We zien hier al meteen dat een zaal onmogelijk voor ieder genre, iedere soort muziek kunnen optimaliseren. Met name de eisen voor spraak en symfonische muziek lopen zeer uiteen. Concertzalen functioneren het beste rond de 2s, terwijl voor spreekzalen (zoals congreszalen en collegezalen) de nagalmtijd liever <1s moet blijven. Geen wonder dus dat zoveel multi purpose zalen uit de jaren zestig en zeventig voor geen enkel gebruiksdoel ideaal waren.

             Soort ruimte                  optimale nagalmtijd            ˍˍˍˍˍˍˍˍˍˍˍˍˍˍˍˍˍˍˍˍˍˍˍˍˍˍˍˍˍˍˍˍˍˍˍˍˍ            huiskamer                    0,5s            ˍˍˍˍˍˍˍˍˍˍˍˍˍˍˍˍˍˍˍˍˍˍˍˍˍˍˍˍˍˍˍˍˍˍˍˍˍ            bioscoop                      0,7-1,0s            ˍˍˍˍˍˍˍˍˍˍˍˍˍˍˍˍˍˍˍˍˍˍˍˍˍˍˍˍˍˍˍˍˍˍˍˍˍ            schouwburg                  0,9-1,3s            ˍˍˍˍˍˍˍˍˍˍˍˍˍˍˍˍˍˍˍˍˍˍˍˍˍˍˍˍˍˍˍˍˍˍˍˍˍ            kamermuziekzaal          1,2-1,5s            ˍˍˍˍˍˍˍˍˍˍˍˍˍˍˍˍˍˍˍˍˍˍˍˍˍˍˍˍˍˍˍˍˍˍˍˍˍ            operazaal                     1,2-1,5s            ˍˍˍˍˍˍˍˍˍˍˍˍˍˍˍˍˍˍˍˍˍˍˍˍˍˍˍˍˍˍˍˍˍˍˍˍˍ            concertzaal                   1,7-2,3s            ˍˍˍˍˍˍˍˍˍˍˍˍˍˍˍˍˍˍˍˍˍˍˍˍˍˍˍˍˍˍˍˍˍˍˍˍˍ            kerk (met orgel) 1,5-2,5s 

Tussen spraak en muziek bestaat een wezenlijk verschil: alle muziektonen hebben een relatief lange uitklinktijd, terwijl spraak een opeenvolging is van explosieve, abrupt beginnende en eindigende klanken met pauzes er tussenin binnen een beperkt frequentiegebied. Door de galm worden deze pauzes opgevuld en zo worden ook de sterke niveaufluctuaties verminderd met als gevolg een mindere spraakverstaanbaarheid.

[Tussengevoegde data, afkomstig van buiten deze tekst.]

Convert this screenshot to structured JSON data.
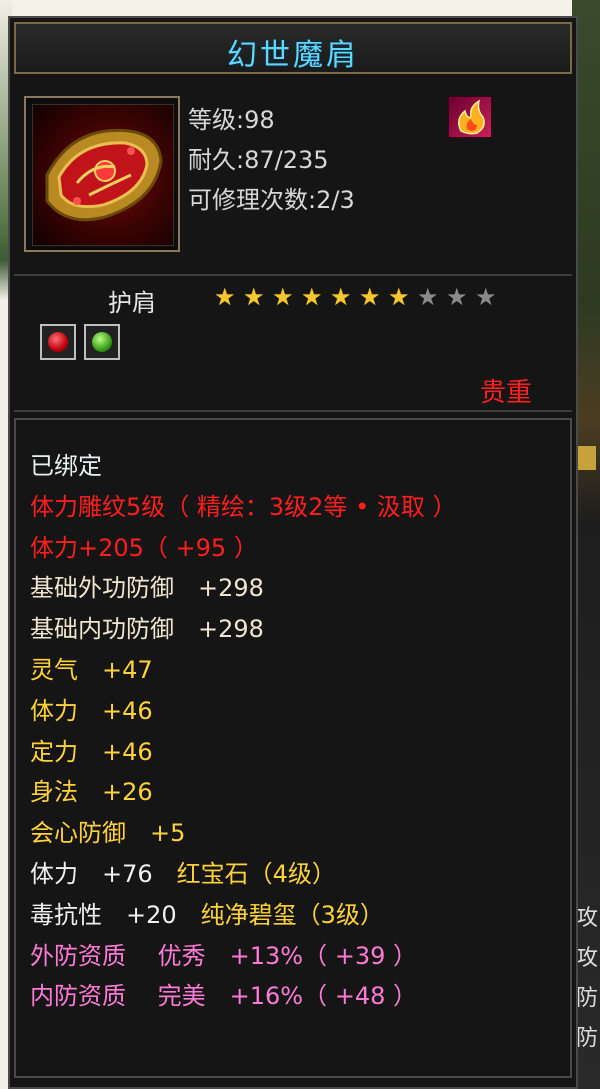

Bij muziek wordt de nagalm vaak als storend ervaren tijdens een snelle opeenvolging van kortdurende tonen.

Er is gebleken dat voor muziek van verschillende genres en componisten door de doorsnee luisteraar de voorkeur wordt gegeven aan verschillende nagalmtijden. Enkele voorbeelden van gewenste nagalmtijden:

            Stravinsky: Le sacre du printemps 1,2s

            Mozart: 1e deel Jupiter symfonie     1,5s

            Brahms: finale 4e symfonie             2,1s

 

De meetprocedure

Hoe de nagalmtijd wordt gemeten, toont Fig. 2 in blokschema.

            

Uit de ruisgenerator komt roze ruis die via een octaafbandfilter en een eindversterker aan een luidspreker wordt toegevoerd. Een meetmicrofoon pikt het geluid in de zaal op en produceert een signaal dat na een versterker en een octaaffilter te zijn gepasseerd door een niveauschrijver op een papierrol wordt geregistreerd. Beide octaaffilters staan steeds op dezelfde frequentieband ingesteld. Het eerstgenoemde octaaffilter heeft alleen tot doel om in de bewuste frequentieband meer vermogen in de luidspreker kwijt te kunnen zonder deze te overbelasten; desgewenst kan het achterwege worden gelaten.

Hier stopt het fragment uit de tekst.